The depth of the psychological torment inflicted by the COVID lockdowns has been highlighted by another study which likens their effects on cognition to psychological changes usually observed in prison inmates. Accurate time perception, including recall of events, is believed to require “anchoring” with significant life events, like birthdays and holidays, which were almost totally absent from most people’s lives for a period of two years.

The researchers administered surveys to see whether respondents could accurately place events that took place during the pandemic and events that took place earlier. The results revealed that perception of events that took place during the first year of the pandemic was as fuzzy as perception of events that took place three or four years earlier. What’s more, accuracy of perception was directly linked to the respondents’ mental state, with those who displayed greater signs of depression and anxiety producing less accurate recollections.

“In a landscape, if features are not clearly discernible, it is harder to place objects/yourself in relation to other features,” the authors explain. “Restrictions imposed during the pandemic have impoverished our timescape, affecting the perception of event timelines. We can recall that events happened, we just don’t remember when.”

Making Amends?

The young were among the worst affected by the pandemic, with the harsh social restrictions that prevented them from enjoying the kind of carefree adolescence every child deserves and needs.

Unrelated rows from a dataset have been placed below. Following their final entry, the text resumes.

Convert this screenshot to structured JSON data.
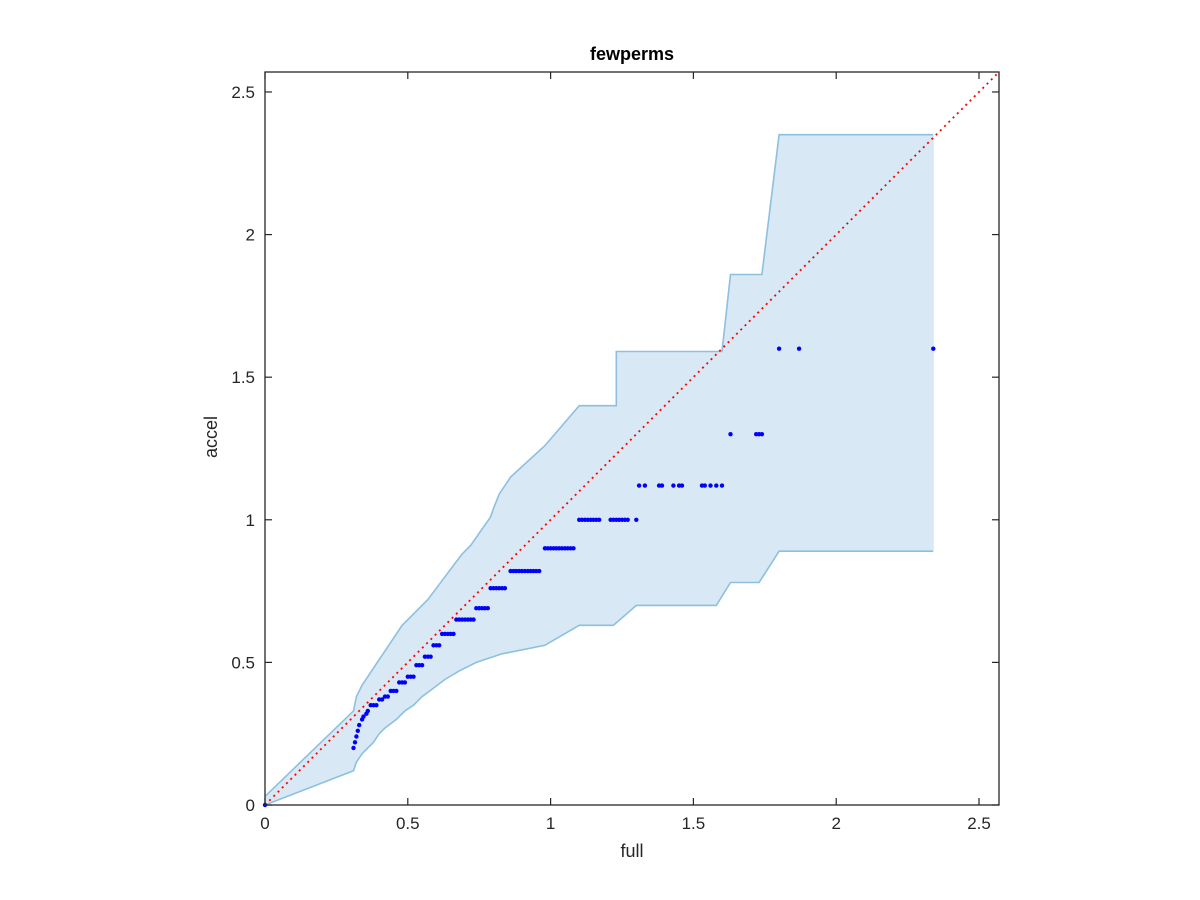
{
  "chart_data": {
    "type": "scatter",
    "title": "fewperms",
    "xlabel": "full",
    "ylabel": "accel",
    "xlim": [
      0,
      2.57
    ],
    "ylim": [
      0,
      2.57
    ],
    "xticks": [
      0,
      0.5,
      1,
      1.5,
      2,
      2.5
    ],
    "xtick_labels": [
      "0",
      "0.5",
      "1",
      "1.5",
      "2",
      "2.5"
    ],
    "yticks": [
      0,
      0.5,
      1,
      1.5,
      2,
      2.5
    ],
    "ytick_labels": [
      "0",
      "0.5",
      "1",
      "1.5",
      "2",
      "2.5"
    ],
    "grid": false,
    "colors": {
      "band_fill": "#d8e8f4",
      "band_edge": "#8dc0e0",
      "points": "#0000ff",
      "diagonal": "#ff0000",
      "axes": "#262626"
    },
    "band": {
      "upper": [
        [
          0,
          0.03
        ],
        [
          0.31,
          0.33
        ],
        [
          0.31,
          0.33
        ],
        [
          0.32,
          0.38
        ],
        [
          0.34,
          0.42
        ],
        [
          0.36,
          0.45
        ],
        [
          0.38,
          0.48
        ],
        [
          0.4,
          0.51
        ],
        [
          0.42,
          0.54
        ],
        [
          0.44,
          0.57
        ],
        [
          0.46,
          0.6
        ],
        [
          0.48,
          0.63
        ],
        [
          0.51,
          0.66
        ],
        [
          0.54,
          0.69
        ],
        [
          0.57,
          0.72
        ],
        [
          0.6,
          0.76
        ],
        [
          0.63,
          0.8
        ],
        [
          0.66,
          0.84
        ],
        [
          0.69,
          0.88
        ],
        [
          0.72,
          0.91
        ],
        [
          0.79,
          1.01
        ],
        [
          0.8,
          1.04
        ],
        [
          0.82,
          1.09
        ],
        [
          0.86,
          1.15
        ],
        [
          0.98,
          1.26
        ],
        [
          1.1,
          1.4
        ],
        [
          1.23,
          1.4
        ],
        [
          1.23,
          1.59
        ],
        [
          1.6,
          1.59
        ],
        [
          1.63,
          1.86
        ],
        [
          1.74,
          1.86
        ],
        [
          1.8,
          2.35
        ],
        [
          2.34,
          2.35
        ]
      ],
      "lower": [
        [
          0,
          0
        ],
        [
          0.31,
          0.12
        ],
        [
          0.32,
          0.15
        ],
        [
          0.34,
          0.18
        ],
        [
          0.36,
          0.2
        ],
        [
          0.38,
          0.22
        ],
        [
          0.4,
          0.25
        ],
        [
          0.42,
          0.27
        ],
        [
          0.46,
          0.3
        ],
        [
          0.49,
          0.33
        ],
        [
          0.52,
          0.35
        ],
        [
          0.55,
          0.38
        ],
        [
          0.59,
          0.41
        ],
        [
          0.63,
          0.44
        ],
        [
          0.68,
          0.47
        ],
        [
          0.74,
          0.5
        ],
        [
          0.83,
          0.53
        ],
        [
          0.98,
          0.56
        ],
        [
          1.1,
          0.63
        ],
        [
          1.22,
          0.63
        ],
        [
          1.3,
          0.7
        ],
        [
          1.58,
          0.7
        ],
        [
          1.63,
          0.78
        ],
        [
          1.73,
          0.78
        ],
        [
          1.8,
          0.89
        ],
        [
          2.34,
          0.89
        ]
      ]
    },
    "diagonal": {
      "from": [
        0,
        0
      ],
      "to": [
        2.57,
        2.57
      ],
      "style": "dotted"
    },
    "series": [
      {
        "points": [
          [
            0,
            0
          ],
          [
            0.31,
            0.2
          ],
          [
            0.315,
            0.22
          ],
          [
            0.32,
            0.24
          ],
          [
            0.325,
            0.26
          ],
          [
            0.33,
            0.28
          ],
          [
            0.34,
            0.3
          ],
          [
            0.345,
            0.31
          ],
          [
            0.355,
            0.32
          ],
          [
            0.36,
            0.33
          ],
          [
            0.37,
            0.35
          ],
          [
            0.38,
            0.35
          ],
          [
            0.39,
            0.35
          ],
          [
            0.4,
            0.37
          ],
          [
            0.41,
            0.37
          ],
          [
            0.42,
            0.38
          ],
          [
            0.43,
            0.38
          ],
          [
            0.44,
            0.4
          ],
          [
            0.45,
            0.4
          ],
          [
            0.46,
            0.4
          ],
          [
            0.47,
            0.43
          ],
          [
            0.48,
            0.43
          ],
          [
            0.49,
            0.43
          ],
          [
            0.5,
            0.45
          ],
          [
            0.51,
            0.45
          ],
          [
            0.52,
            0.45
          ],
          [
            0.53,
            0.49
          ],
          [
            0.54,
            0.49
          ],
          [
            0.55,
            0.49
          ],
          [
            0.56,
            0.52
          ],
          [
            0.57,
            0.52
          ],
          [
            0.58,
            0.52
          ],
          [
            0.59,
            0.56
          ],
          [
            0.6,
            0.56
          ],
          [
            0.61,
            0.56
          ],
          [
            0.62,
            0.6
          ],
          [
            0.63,
            0.6
          ],
          [
            0.64,
            0.6
          ],
          [
            0.65,
            0.6
          ],
          [
            0.66,
            0.6
          ],
          [
            0.67,
            0.65
          ],
          [
            0.68,
            0.65
          ],
          [
            0.69,
            0.65
          ],
          [
            0.7,
            0.65
          ],
          [
            0.71,
            0.65
          ],
          [
            0.72,
            0.65
          ],
          [
            0.73,
            0.65
          ],
          [
            0.74,
            0.69
          ],
          [
            0.75,
            0.69
          ],
          [
            0.76,
            0.69
          ],
          [
            0.77,
            0.69
          ],
          [
            0.78,
            0.69
          ],
          [
            0.79,
            0.76
          ],
          [
            0.8,
            0.76
          ],
          [
            0.81,
            0.76
          ],
          [
            0.82,
            0.76
          ],
          [
            0.83,
            0.76
          ],
          [
            0.84,
            0.76
          ],
          [
            0.86,
            0.82
          ],
          [
            0.87,
            0.82
          ],
          [
            0.88,
            0.82
          ],
          [
            0.89,
            0.82
          ],
          [
            0.9,
            0.82
          ],
          [
            0.91,
            0.82
          ],
          [
            0.92,
            0.82
          ],
          [
            0.93,
            0.82
          ],
          [
            0.94,
            0.82
          ],
          [
            0.95,
            0.82
          ],
          [
            0.96,
            0.82
          ],
          [
            0.98,
            0.9
          ],
          [
            0.99,
            0.9
          ],
          [
            1.0,
            0.9
          ],
          [
            1.01,
            0.9
          ],
          [
            1.02,
            0.9
          ],
          [
            1.03,
            0.9
          ],
          [
            1.04,
            0.9
          ],
          [
            1.05,
            0.9
          ],
          [
            1.06,
            0.9
          ],
          [
            1.07,
            0.9
          ],
          [
            1.08,
            0.9
          ],
          [
            1.1,
            1.0
          ],
          [
            1.11,
            1.0
          ],
          [
            1.12,
            1.0
          ],
          [
            1.13,
            1.0
          ],
          [
            1.14,
            1.0
          ],
          [
            1.15,
            1.0
          ],
          [
            1.16,
            1.0
          ],
          [
            1.17,
            1.0
          ],
          [
            1.21,
            1.0
          ],
          [
            1.22,
            1.0
          ],
          [
            1.23,
            1.0
          ],
          [
            1.24,
            1.0
          ],
          [
            1.25,
            1.0
          ],
          [
            1.26,
            1.0
          ],
          [
            1.27,
            1.0
          ],
          [
            1.3,
            1.0
          ],
          [
            1.31,
            1.12
          ],
          [
            1.33,
            1.12
          ],
          [
            1.38,
            1.12
          ],
          [
            1.39,
            1.12
          ],
          [
            1.43,
            1.12
          ],
          [
            1.45,
            1.12
          ],
          [
            1.46,
            1.12
          ],
          [
            1.53,
            1.12
          ],
          [
            1.54,
            1.12
          ],
          [
            1.56,
            1.12
          ],
          [
            1.58,
            1.12
          ],
          [
            1.6,
            1.12
          ],
          [
            1.63,
            1.3
          ],
          [
            1.72,
            1.3
          ],
          [
            1.73,
            1.3
          ],
          [
            1.74,
            1.3
          ],
          [
            1.8,
            1.6
          ],
          [
            1.87,
            1.6
          ],
          [
            2.34,
            1.6
          ]
        ]
      }
    ]
  }
}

With increased focus being thrown on the wrongs of the pandemic response by presidential candidate Robert F. Kennedy Jr. – who has vowed a reckoning with the vaccine manufacturers – now would be a good time for him to focus on the plight of the young and the damage done to an entire generation in the name of preventing the spread of a disease that posed a vanishingly small risk to anybody under the age of 75.

President Trump has now promised a presidential commission to investigate the underlying causes of chronic disease in America, and if that commission takes in depression – as it absolutely should – it will have to reckon with the terrible effects of the pandemic’s social restrictions. Studies have already linked massively increased rates of obesity and weight gain among the young during the pandemic to their unhappiness and lack of opportunities for exercise and socializing with friends.

There can be no doubt that the pandemic will continue to ramify for many years, perhaps even decades, in the blighted lives of our younger generations. The least we can do, besides swearing that future generations will never be subject to such cruel and unusual punishment, is to do our best to give those we betrayed the support and the nourishment they were deprived of for two long years.